En contraste, fue entonces cuando, en Arizona, mi madre ingresó en el hospital por una enfermedad hepática en fase avanzada. Primero, los médicos supusieron que tendría dos o tres años. El pronóstico se convirtió en un mes. Reservé un vuelo para dentro de una semana. Y, por último, cuando tomé el metro hasta Queens para conocer a la abuela de Soph, ya eran días.
Mi relación con mi madre era una película que había puesto en pausa para salir de la habitación, tan solo para volver y encontrarme con los créditos.
“Si tienes algo que decir, ahora sería el momento de venir a casa”, me dijo mi padre cuando me bajé en la siguiente parada que pude, que resultó estar en el Citi Field. Cuando Soph se reunió conmigo en el estacionamiento, le pedí, con todas las letras y sin el discurso preparado que esperaba darle, que fuera mi novia.
Al día siguiente, volé a Tucson.
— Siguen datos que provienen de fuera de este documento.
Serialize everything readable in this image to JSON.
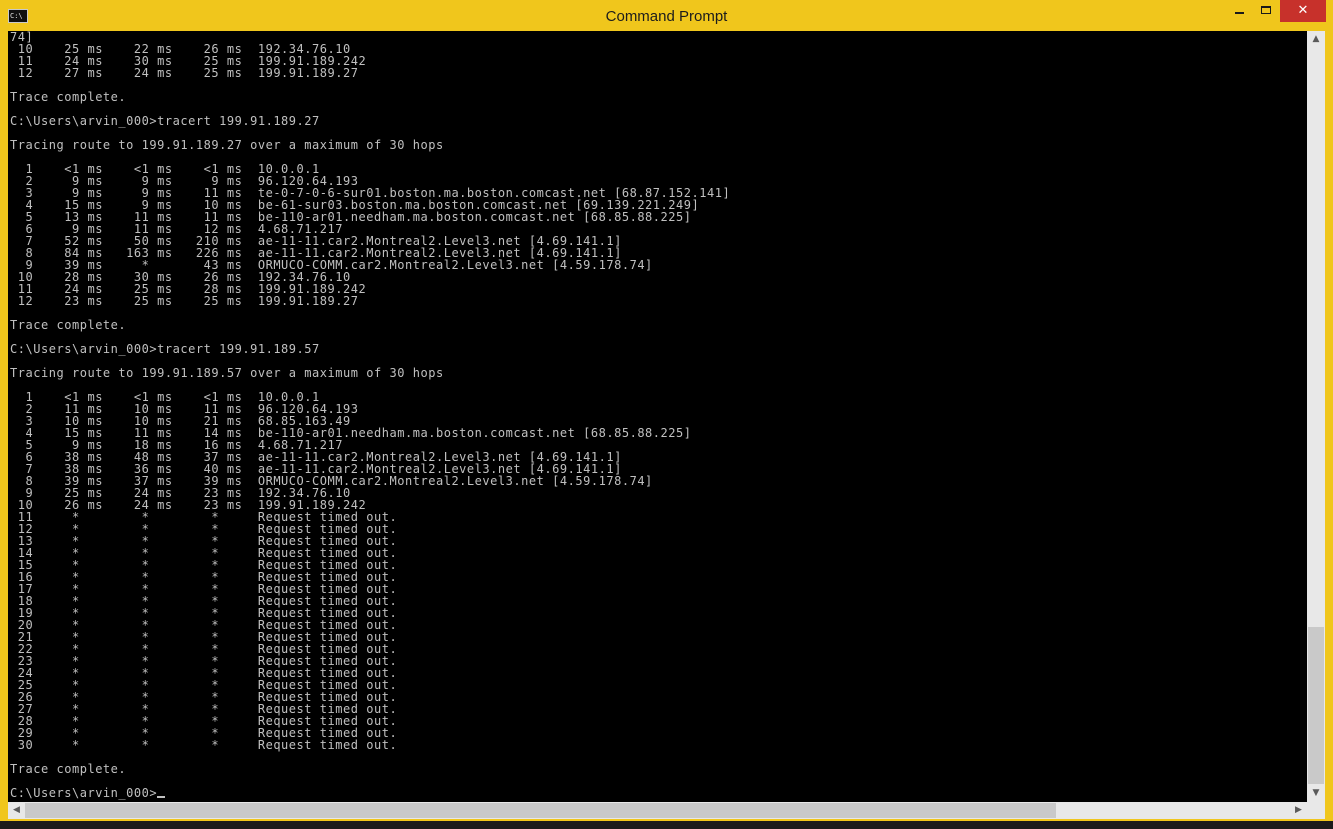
{
  "window": {
    "title": "Command Prompt",
    "app_icon_text": "C:\\",
    "accent_color": "#f0c61c",
    "close_color": "#c7312b",
    "close_glyph": "✕"
  },
  "console": {
    "background": "#000000",
    "foreground": "#c0c0c0",
    "lines": [
      "74]",
      " 10    25 ms    22 ms    26 ms  192.34.76.10",
      " 11    24 ms    30 ms    25 ms  199.91.189.242",
      " 12    27 ms    24 ms    25 ms  199.91.189.27",
      "",
      "Trace complete.",
      "",
      "C:\\Users\\arvin_000>tracert 199.91.189.27",
      "",
      "Tracing route to 199.91.189.27 over a maximum of 30 hops",
      "",
      "  1    <1 ms    <1 ms    <1 ms  10.0.0.1",
      "  2     9 ms     9 ms     9 ms  96.120.64.193",
      "  3     9 ms     9 ms    11 ms  te-0-7-0-6-sur01.boston.ma.boston.comcast.net [68.87.152.141]",
      "  4    15 ms     9 ms    10 ms  be-61-sur03.boston.ma.boston.comcast.net [69.139.221.249]",
      "  5    13 ms    11 ms    11 ms  be-110-ar01.needham.ma.boston.comcast.net [68.85.88.225]",
      "  6     9 ms    11 ms    12 ms  4.68.71.217",
      "  7    52 ms    50 ms   210 ms  ae-11-11.car2.Montreal2.Level3.net [4.69.141.1]",
      "  8    84 ms   163 ms   226 ms  ae-11-11.car2.Montreal2.Level3.net [4.69.141.1]",
      "  9    39 ms     *       43 ms  ORMUCO-COMM.car2.Montreal2.Level3.net [4.59.178.74]",
      " 10    28 ms    30 ms    26 ms  192.34.76.10",
      " 11    24 ms    25 ms    28 ms  199.91.189.242",
      " 12    23 ms    25 ms    25 ms  199.91.189.27",
      "",
      "Trace complete.",
      "",
      "C:\\Users\\arvin_000>tracert 199.91.189.57",
      "",
      "Tracing route to 199.91.189.57 over a maximum of 30 hops",
      "",
      "  1    <1 ms    <1 ms    <1 ms  10.0.0.1",
      "  2    11 ms    10 ms    11 ms  96.120.64.193",
      "  3    10 ms    10 ms    21 ms  68.85.163.49",
      "  4    15 ms    11 ms    14 ms  be-110-ar01.needham.ma.boston.comcast.net [68.85.88.225]",
      "  5     9 ms    18 ms    16 ms  4.68.71.217",
      "  6    38 ms    48 ms    37 ms  ae-11-11.car2.Montreal2.Level3.net [4.69.141.1]",
      "  7    38 ms    36 ms    40 ms  ae-11-11.car2.Montreal2.Level3.net [4.69.141.1]",
      "  8    39 ms    37 ms    39 ms  ORMUCO-COMM.car2.Montreal2.Level3.net [4.59.178.74]",
      "  9    25 ms    24 ms    23 ms  192.34.76.10",
      " 10    26 ms    24 ms    23 ms  199.91.189.242",
      " 11     *        *        *     Request timed out.",
      " 12     *        *        *     Request timed out.",
      " 13     *        *        *     Request timed out.",
      " 14     *        *        *     Request timed out.",
      " 15     *        *        *     Request timed out.",
      " 16     *        *        *     Request timed out.",
      " 17     *        *        *     Request timed out.",
      " 18     *        *        *     Request timed out.",
      " 19     *        *        *     Request timed out.",
      " 20     *        *        *     Request timed out.",
      " 21     *        *        *     Request timed out.",
      " 22     *        *        *     Request timed out.",
      " 23     *        *        *     Request timed out.",
      " 24     *        *        *     Request timed out.",
      " 25     *        *        *     Request timed out.",
      " 26     *        *        *     Request timed out.",
      " 27     *        *        *     Request timed out.",
      " 28     *        *        *     Request timed out.",
      " 29     *        *        *     Request timed out.",
      " 30     *        *        *     Request timed out.",
      "",
      "Trace complete.",
      ""
    ],
    "prompt": "C:\\Users\\arvin_000>"
  },
  "scrollbars": {
    "up_arrow": "▲",
    "down_arrow": "▼",
    "left_arrow": "◀",
    "right_arrow": "▶"
  }
}
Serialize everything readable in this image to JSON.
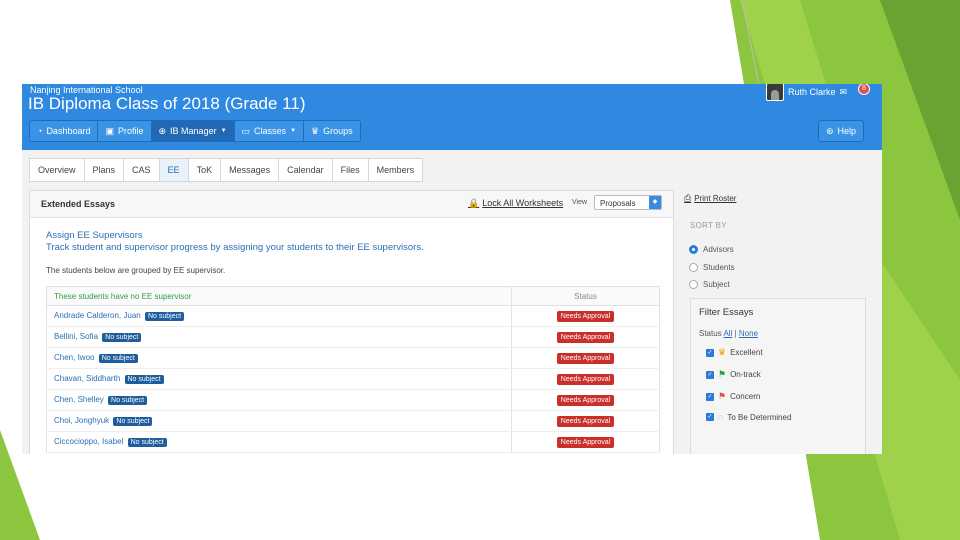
{
  "school_name": "Nanjing International School",
  "page_title": "IB Diploma Class of 2018 (Grade 11)",
  "user": {
    "name": "Ruth Clarke",
    "notifications": "8"
  },
  "topnav": [
    {
      "label": "Dashboard",
      "icon": "dashboard-icon"
    },
    {
      "label": "Profile",
      "icon": "camera-icon"
    },
    {
      "label": "IB Manager",
      "icon": "globe-icon",
      "active": true
    },
    {
      "label": "Classes",
      "icon": "classes-icon"
    },
    {
      "label": "Groups",
      "icon": "trophy-icon"
    }
  ],
  "help_label": "Help",
  "tabs": [
    {
      "label": "Overview"
    },
    {
      "label": "Plans"
    },
    {
      "label": "CAS"
    },
    {
      "label": "EE",
      "active": true
    },
    {
      "label": "ToK"
    },
    {
      "label": "Messages"
    },
    {
      "label": "Calendar"
    },
    {
      "label": "Files"
    },
    {
      "label": "Members"
    }
  ],
  "panel": {
    "title": "Extended Essays",
    "lock_link": "Lock All Worksheets",
    "view_label": "View",
    "view_value": "Proposals",
    "assign_title": "Assign EE Supervisors",
    "assign_desc": "Track student and supervisor progress by assigning your students to their EE supervisors.",
    "grouped_note": "The students below are grouped by EE supervisor.",
    "table_header": "These students have no EE supervisor",
    "status_header": "Status",
    "students": [
      {
        "name": "Andrade Calderon, Juan",
        "subject": "No subject",
        "status": "Needs Approval"
      },
      {
        "name": "Bellini, Sofia",
        "subject": "No subject",
        "status": "Needs Approval"
      },
      {
        "name": "Chen, Iwoo",
        "subject": "No subject",
        "status": "Needs Approval"
      },
      {
        "name": "Chavan, Siddharth",
        "subject": "No subject",
        "status": "Needs Approval"
      },
      {
        "name": "Chen, Shelley",
        "subject": "No subject",
        "status": "Needs Approval"
      },
      {
        "name": "Choi, Jonghyuk",
        "subject": "No subject",
        "status": "Needs Approval"
      },
      {
        "name": "Ciccocioppo, Isabel",
        "subject": "No subject",
        "status": "Needs Approval"
      }
    ]
  },
  "sidebar": {
    "print_roster": "Print Roster",
    "sort_by": "SORT BY",
    "sort_options": [
      {
        "label": "Advisors",
        "checked": true
      },
      {
        "label": "Students",
        "checked": false
      },
      {
        "label": "Subject",
        "checked": false
      }
    ],
    "filter_title": "Filter Essays",
    "status_label": "Status",
    "status_all": "All",
    "status_sep": "|",
    "status_none": "None",
    "filters": [
      {
        "label": "Excellent",
        "icon": "trophy-icon",
        "color": "#e0a800"
      },
      {
        "label": "On-track",
        "icon": "flag-icon",
        "color": "#2e9e44"
      },
      {
        "label": "Concern",
        "icon": "flag-icon",
        "color": "#d9534f"
      },
      {
        "label": "To Be Determined",
        "icon": "circle-dashed-icon",
        "color": "#3a8be0"
      }
    ]
  },
  "colors": {
    "header_blue": "#2f89e0",
    "accent_green": "#8cc63f",
    "danger": "#c9302c",
    "tag_blue": "#1f5d9c"
  }
}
Cuando mi avión aterrizó, después de dos escalas, mi madre estaba inconsciente. No he decidido si esta fue su versión de clemencia. Todavía no sé qué le habría dicho, aparte de “Te quiero”, “Te perdono” y “¿Por qué no sé cuál es tu cafetería favorita del centro? ¿Por qué nunca lo sabré?”.
No me queda otra que creer que esto fue suficiente.
Como con el amor, no hay mucho que decir sobre la muerte que no se haya dicho antes. A menudo se trata de esperar mucho. Me reuní con mis tíos y hermanos mientras mi madre yacía en cuidados paliativos. Hablamos sobre si nos gustaba más la berenjena con curry que habíamos pedido que el pollo. Jugamos juegos de mesa y escuchamos la respiración de mi madre, en silencio para oír su lentitud. A final de cuentas, nosotros también la perdimos.
Últimamente, cuando me preguntan cómo estoy (en ese particular tono mustio que usamos para las cosas terribles), me valgo de los lugares comunes del dolor como si fueran jeans viejos. Digo que estoy bien… y que también estoy cortada a la mitad. Soy Caperucita Roja perdida en el bosque.
Sin embargo, en mis mejores momentos, estoy aprendiendo a utilizar estas preguntas para continuar el trabajo que empecé, es decir: las uso para hablar de mi madre. Intento hablar en pasado. Era hermosa, exitosa y radiante. Se tomaba el chardonnay con hielo.
Al final de cada día, al teléfono con mi novia que está a 14 horas en el futuro, le hago preguntas.
“¿Sabías que…?”, pregunto con urgencia, sobre el olor de la muerte, sobre viejos mensajes de voz, sobre todos los asuntos del dolor.
“Sí, lo sé”, responde siempre.
Dice que le gusta la idea de que alguien solo muere el último día que alguien dice su nombre. Es el lugar común que más me gusta.
Me promete que tenemos una eternidad para dominar el tema. Creo que debemos intentarlo siempre.
Caitlin McCormick es una escritora que vive en Nueva York.